Home

Hoge Raad, 15-01-2016, ECLI:NL:HR:2016:46, 14/03817

Hoge Raad, 15-01-2016, ECLI:NL:HR:2016:46, 14/03817

Gegevens

Instantie
Hoge Raad
Datum uitspraak
15 januari 2016
Datum publicatie
15 januari 2016
ECLI
ECLI:NL:HR:2016:46
Formele relaties
Zaaknummer
14/03817

Inhoudsindicatie

Erfrecht. Uitleg testament (art. 4:46 BW). Ouderlijke boedelverdeling; verplichting tot zekerheidstelling voor vordering uit overbedeling. Art. 4:45 BW: tijdstip beoordeling vervulbaarheid voorwaarde.

Uitspraak

15 januari 2016

Eerste Kamer

14/03817

LZ/TT

Hoge Raad der Nederlanden

Arrest

in de zaak van:

[de dochter] ,wonende te [woonplaats] ,

EISERES tot cassatie,

advocaat: mr. K. Aantjes,

t e g e n

[de moeder] ,wonende te [woonplaats] ,

VERWEERSTER in cassatie,

advocaat: mr. M.A.J.G. Janssen.

Partijen zullen hierna ook worden aangeduid als de dochter en de moeder.

1 Het geding in feitelijke instanties

Voor het verloop van het geding in feitelijke instanties verwijst de Hoge Raad naar de navolgende stukken:

a. de vonnissen in de zaak C/09/426957/HA ZA 12-1096 van de rechtbank Den Haag van 7 november 2012 en 27 maart 2013;

b. het arrest in de zaak 200.130.367/01 van het gerechtshof Den Haag van 29 april 2014.

Het arrest van het hof is aan dit arrest gehecht.

2 Het geding in cassatie

Tegen het arrest van het hof heeft de dochter beroep in cassatie ingesteld.
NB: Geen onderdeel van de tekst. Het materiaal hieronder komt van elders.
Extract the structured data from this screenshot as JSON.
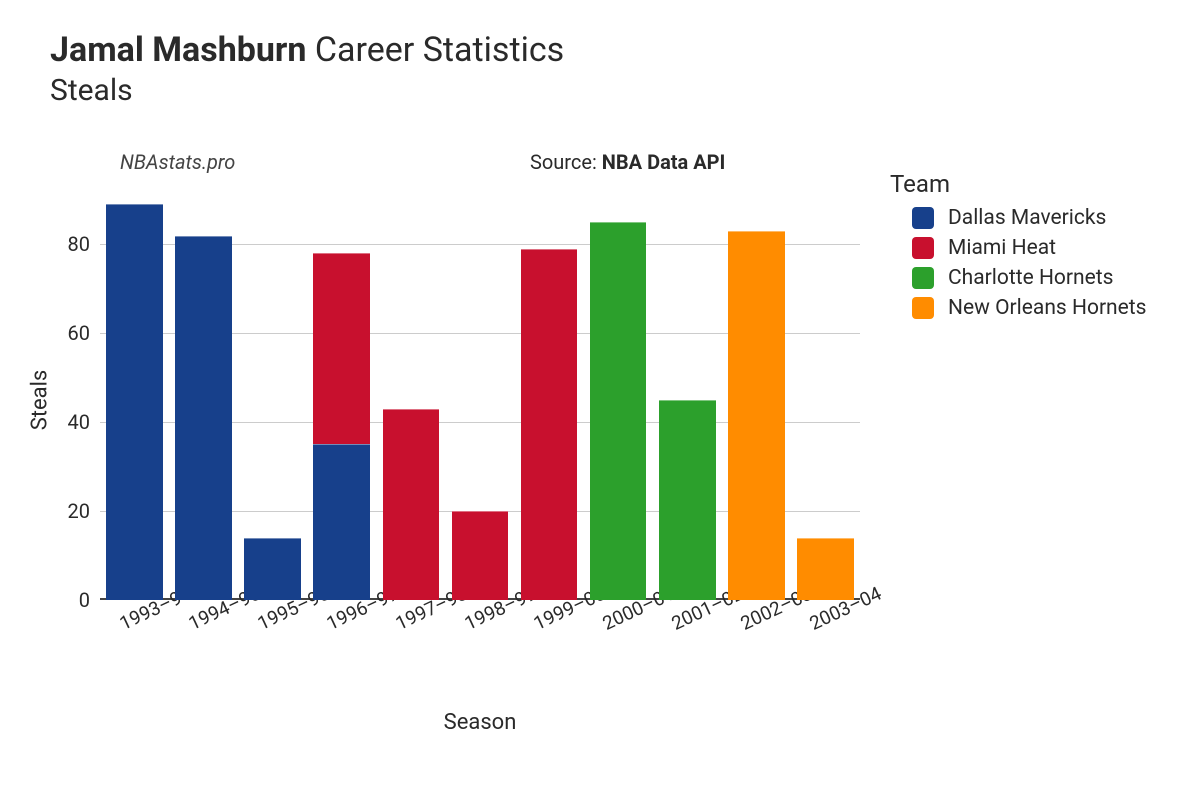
{
  "title": {
    "bold_part": "Jamal Mashburn",
    "normal_part": " Career Statistics",
    "subtitle": "Steals"
  },
  "watermark": "NBAstats.pro",
  "source": {
    "prefix": "Source: ",
    "name": "NBA Data API"
  },
  "chart": {
    "type": "bar-stacked",
    "y_axis": {
      "label": "Steals",
      "min": 0,
      "max": 90,
      "ticks": [
        0,
        20,
        40,
        60,
        80
      ]
    },
    "x_axis": {
      "label": "Season"
    },
    "grid_color": "#cccccc",
    "background_color": "#ffffff",
    "bar_width_ratio": 0.82,
    "tick_rotation_deg": -25,
    "teams": {
      "dal": {
        "name": "Dallas Mavericks",
        "color": "#17408b"
      },
      "mia": {
        "name": "Miami Heat",
        "color": "#c8102e"
      },
      "cha": {
        "name": "Charlotte Hornets",
        "color": "#2ca02c"
      },
      "noh": {
        "name": "New Orleans Hornets",
        "color": "#ff8c00"
      }
    },
    "seasons": [
      {
        "label": "1993–94",
        "segments": [
          {
            "team": "dal",
            "value": 89
          }
        ]
      },
      {
        "label": "1994–95",
        "segments": [
          {
            "team": "dal",
            "value": 82
          }
        ]
      },
      {
        "label": "1995–96",
        "segments": [
          {
            "team": "dal",
            "value": 14
          }
        ]
      },
      {
        "label": "1996–97",
        "segments": [
          {
            "team": "dal",
            "value": 35
          },
          {
            "team": "mia",
            "value": 43
          }
        ]
      },
      {
        "label": "1997–98",
        "segments": [
          {
            "team": "mia",
            "value": 43
          }
        ]
      },
      {
        "label": "1998–99",
        "segments": [
          {
            "team": "mia",
            "value": 20
          }
        ]
      },
      {
        "label": "1999–00",
        "segments": [
          {
            "team": "mia",
            "value": 79
          }
        ]
      },
      {
        "label": "2000–01",
        "segments": [
          {
            "team": "cha",
            "value": 85
          }
        ]
      },
      {
        "label": "2001–02",
        "segments": [
          {
            "team": "cha",
            "value": 45
          }
        ]
      },
      {
        "label": "2002–03",
        "segments": [
          {
            "team": "noh",
            "value": 83
          }
        ]
      },
      {
        "label": "2003–04",
        "segments": [
          {
            "team": "noh",
            "value": 14
          }
        ]
      }
    ]
  },
  "legend": {
    "title": "Team",
    "order": [
      "dal",
      "mia",
      "cha",
      "noh"
    ]
  }
}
De cassatiedagvaarding is aan dit arrest gehecht en maakt daarvan deel uit.

De moeder heeft geconcludeerd tot verwerping van het beroep.

De zaak is voor partijen toegelicht door hun advocaten.
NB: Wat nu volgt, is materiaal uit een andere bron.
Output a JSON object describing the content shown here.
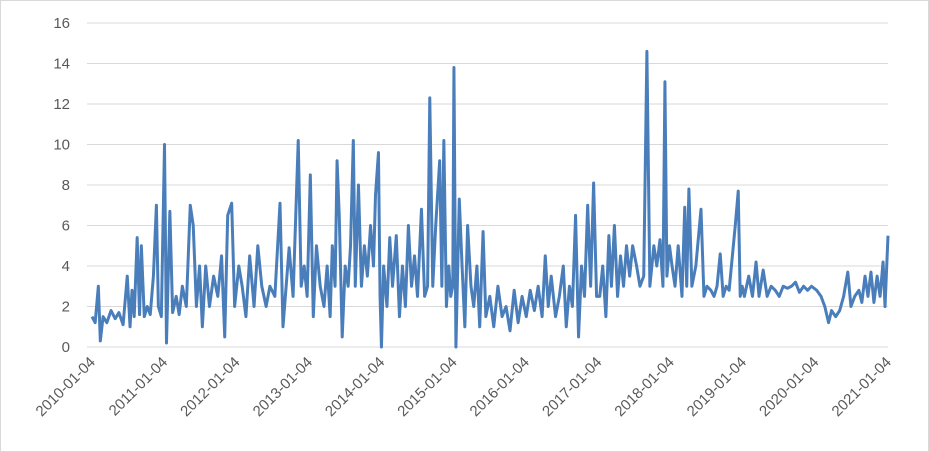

De conclusie van de plaatsvervangend Procureur-Generaal strekt tot verwerping van het beroep.

De advocaat van de dochter heeft bij brief van 13 november 2015 op die conclusie gereageerd.

3 Beoordeling van het middel

3.1

In cassatie kan van het volgende worden uitgegaan.
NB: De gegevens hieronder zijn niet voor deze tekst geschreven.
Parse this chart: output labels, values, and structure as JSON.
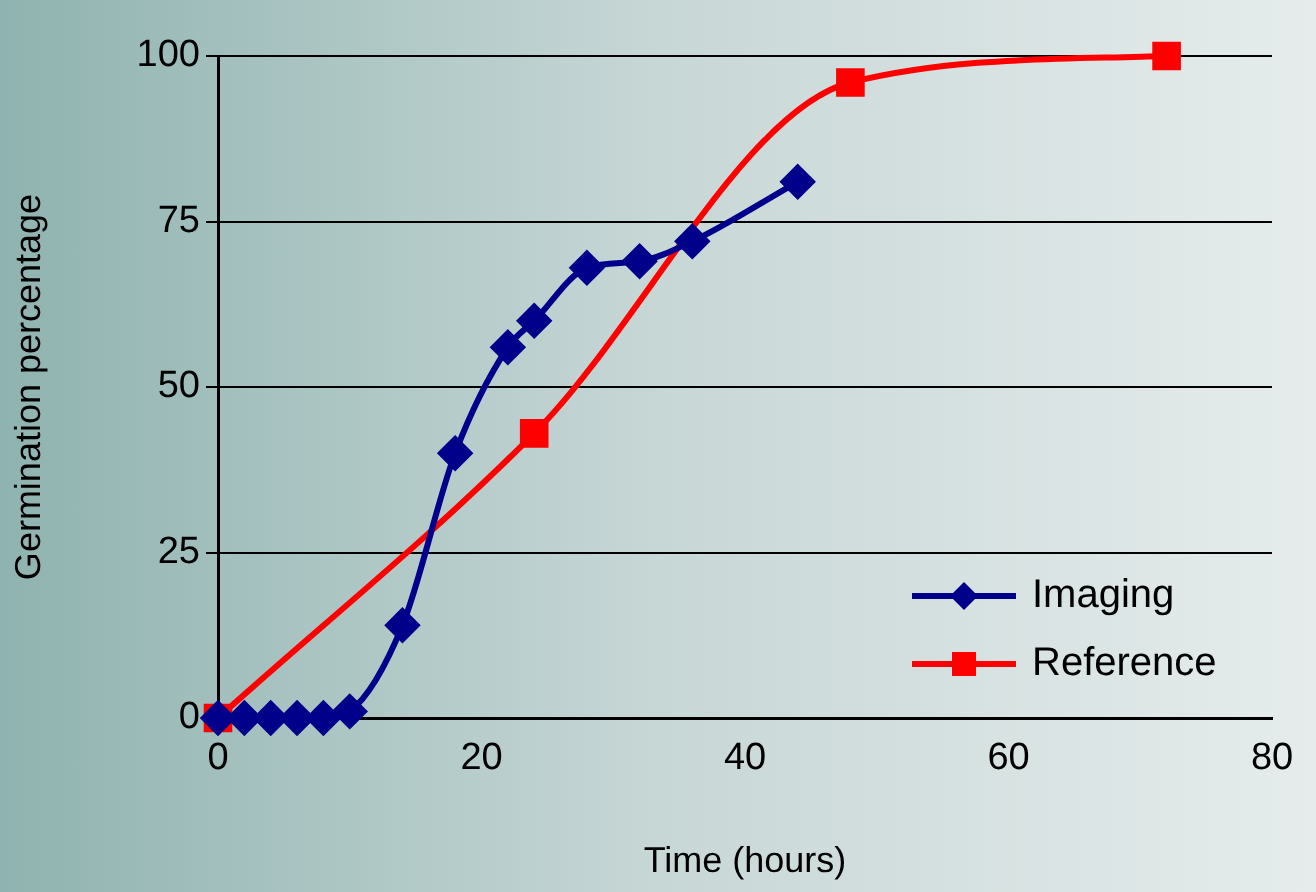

(i) [de vader] (hierna: de erflater) heeft bij uiterste wilsbeschikking van 12 januari 1976 (hierna ook: het testament) zijn erfgenamen bij versterf tot enig erfgenamen benoemd en op de voet van het destijds geldende art. 1167 (oud) BW een ouderlijke boedelverdeling gemaakt waarbij hij aan zijn echtgenote alle tot zijn nalatenschap toebehorende baten heeft toegedeeld en aan zijn overige erfgenamen een vordering ten laste van haar wegens overbedeling. Verder heeft de erflater in het testament, voor zover van belang, het volgende bepaald:

“III. Mede ter voldoening aan mijn morele verplichting, mijn echtgenote na mijn overlijden zo goed mogelijk verzorgd achter te laten bepaal ik, dat de vorderingen uit hoofde van overbedeling (…) eerst opeisbaar zullen zijn bij overlijden van mijn echtgenote, wanneer zij onder curatele mocht worden gesteld, in staat van faillissement mocht worden verklaard, of surséance van betaling mocht aanvragen, of weigeren mocht de onder VI. bedoelde zekerheid te stellen (…)

(…)

V. Mijn erfgenamen zijn verplicht om binnen drie maanden na mijn overlijden de boedelverdeling met bijbehorende rechten en verplichtingen schriftelijk te bekrachtigen en om binnen een jaar na mijn overlijden een notariële akte te doen verlijden, waarbij de waarde bij mijn overlijden van ieders erfdeel uit mijn nalatenschap zal worden vastgesteld en de boedelverdeling met bijbehorende rechten en verplichtingen door de erfgenamen voor zoveel nodig zal worden geëffectueerd.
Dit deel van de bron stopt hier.